Halbuki Allah (cc), bizi mallarımız canlarımız ve sevdiklerimizle, kimi zaman artırarak, kimi zaman eksilterek imtihan edecek. Modern toplumlarda, siyaset, ekonomi, toplum hayatı bu imana sahip değil. Kader, Rızık, Ecel onlar için fazla bir anlam taşımıyor. Toplum mühendisleri, yön eylem mühendisleri, işletmeler için her şey bir planlama, denetim ve yönetim konusu. Bu mantık imtihan boyutunu işin içine katmıyor. Ve sonunda inandığımız gibi yaşamayınca, yaşadığımız gibi inanmaya başlıyoruz ve o zaman da Şeytan bizi Allah’la aldatıyor.

Evet, “Cehennemin yolları iyi niyet taşları ile döşelidir”. Öte yandan ameller niyetlere göredir de, bu işin usulü var, esası var. Ehliyet, liyakat, ilim, istişare, şura gerekli.

İyi niyetle hırsızlık olmaz. Çalarak, çökerek zengin olmak daha kolay olsa da, Allah’ın emri, bir kavme olan düşmanlığımız bile bizi onlar hakkında adaletsizliğe sevk etmemesi konusunda uyarır.. Adalet mülkün temelidir. Adalet devletinin kilit taşıdır. Onu yerinden oynatırsanız yapı çöker ve altında kalırsınız. Canınız cehenneme, Cehennemin dibine kadar yolları var.
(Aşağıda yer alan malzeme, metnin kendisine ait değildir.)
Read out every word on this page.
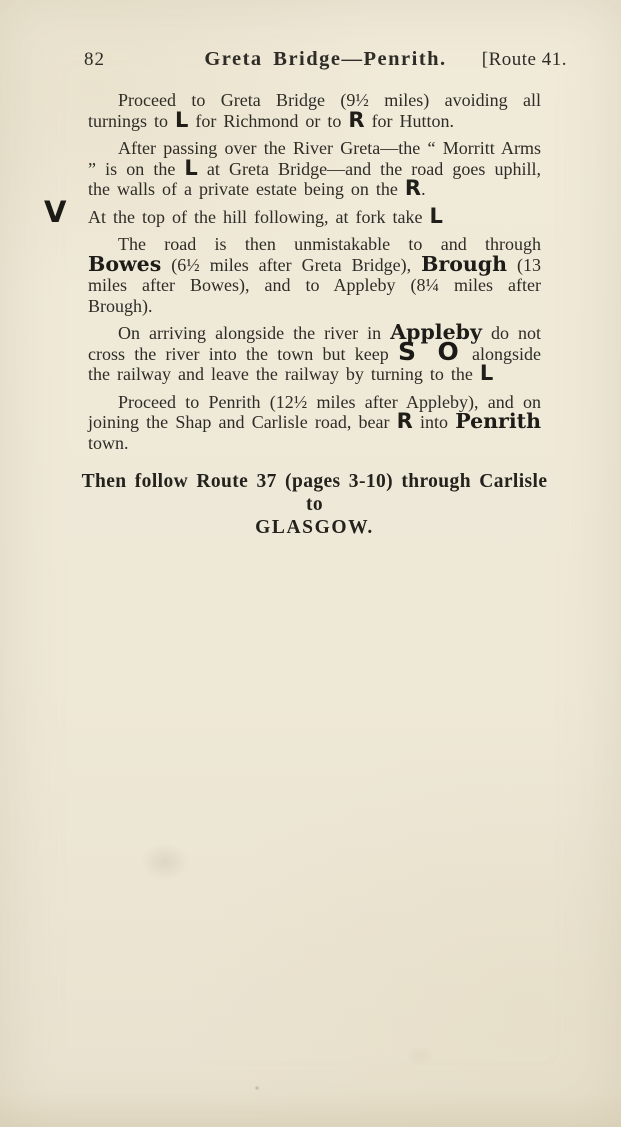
82	Greta Bridge—Penrith. [Route 41.

Proceed to Greta Bridge (9½ miles) avoiding all turnings to L for Richmond or to R for Hutton.

After passing over the River Greta—the “ Morritt Arms ” is on the L at Greta Bridge—and the road goes uphill, the walls of a private estate being on the R.

V At the top of the hill following, at fork take L

The road is then unmistakable to and through Bowes (6½ miles after Greta Bridge), Brough (13 miles after Bowes), and to Appleby (8¼ miles after Brough).

On arriving alongside the river in Appleby do not cross the river into the town but keep S O alongside the railway and leave the railway by turning to the L

Proceed to Penrith (12½ miles after Appleby), and on joining the Shap and Carlisle road, bear R into Penrith town.

Then follow Route 37 (pages 3-10) through Carlisle to
GLASGOW.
Hani haksızlıklar karşısında susanlardan olmayacaktınız, hani adil şahitler olacaktınız. Hani Hakkın ve halkın gören gözü, işiten kulağı, tutan eli haykıran sesi olacaktık?

“Köpeklerin dostluğu yağlı bir kemik bulana kadardır”, insanların değil. Bana Allah dostu dostlar gerek. Yanıldığımda beni düzelten, benim hüznümü ve mutluluğumu paylaşan ve nim de onlarla aynı değerleri paylaştığım insanlar. “Ben yanıldığımda beni uyarmayan kişi benden uzak dursun, çünkü onda hayır yoktur. O kişi beni uyarır da ben o uyarıyı dikkate almazsam, o kişi yine benden uzak dursun, çünkü bende hayır yoktur.'' Aranan Ömer öyle diyor.

Ya Rab bizi aşk ve öfke fitnesinin şerrinden koru. Ya Rab bize aklımızdan fazla mal, makam verme, Yarab bize, senin rızan için gerektiğinde senin yolunda feda edemeyeceğimiz, mal ve makam verme. Çünkü biliriz ki, bunlar bizim helak sebidir. Ya Rab bizi bir eline Ay’ı, bir eline Güneş’i verseler, taviz vermeyecek olan peygamberin yolundan ayırma. Bizim ellerimizle cezalandır zalimleri, bizim ellerimizle yardım et mazlumlara. Bizi rızanın tecellisinin vesilesi kıl.. Bizi nimet verdiklerinin yoluna ilet, gazaba uğrayanları değil.

Size iyi bir haberim var: BM Genel Sekreteri António Guterres “Yeni Dünya Düzeninin Başarısız ve Fazla Kabul Görmeyen Küreselci 'Gündem 2030'un da 'Tehlikede' Olduğunu” İtiraf etmiş ve demiş ki; “'Bugün hedeflerin sadece % 15'i yolunda gidiyor ve birçoğunda da geriye gidiyor. Sürdürülebilir Kalkınma Hedeflerini yenilginin pençesinden kurtarmak için acil bir 'küresel kurtarma planı'na ihtiyaç vardır. Ancak “Gündem 2030” bir vaattir, garanti değildir. Devre arasında bu vaat büyük bir tehlike altındadır. On yıllardır ilk kez, kalkınmadaki ilerleme tersine dönüyor...”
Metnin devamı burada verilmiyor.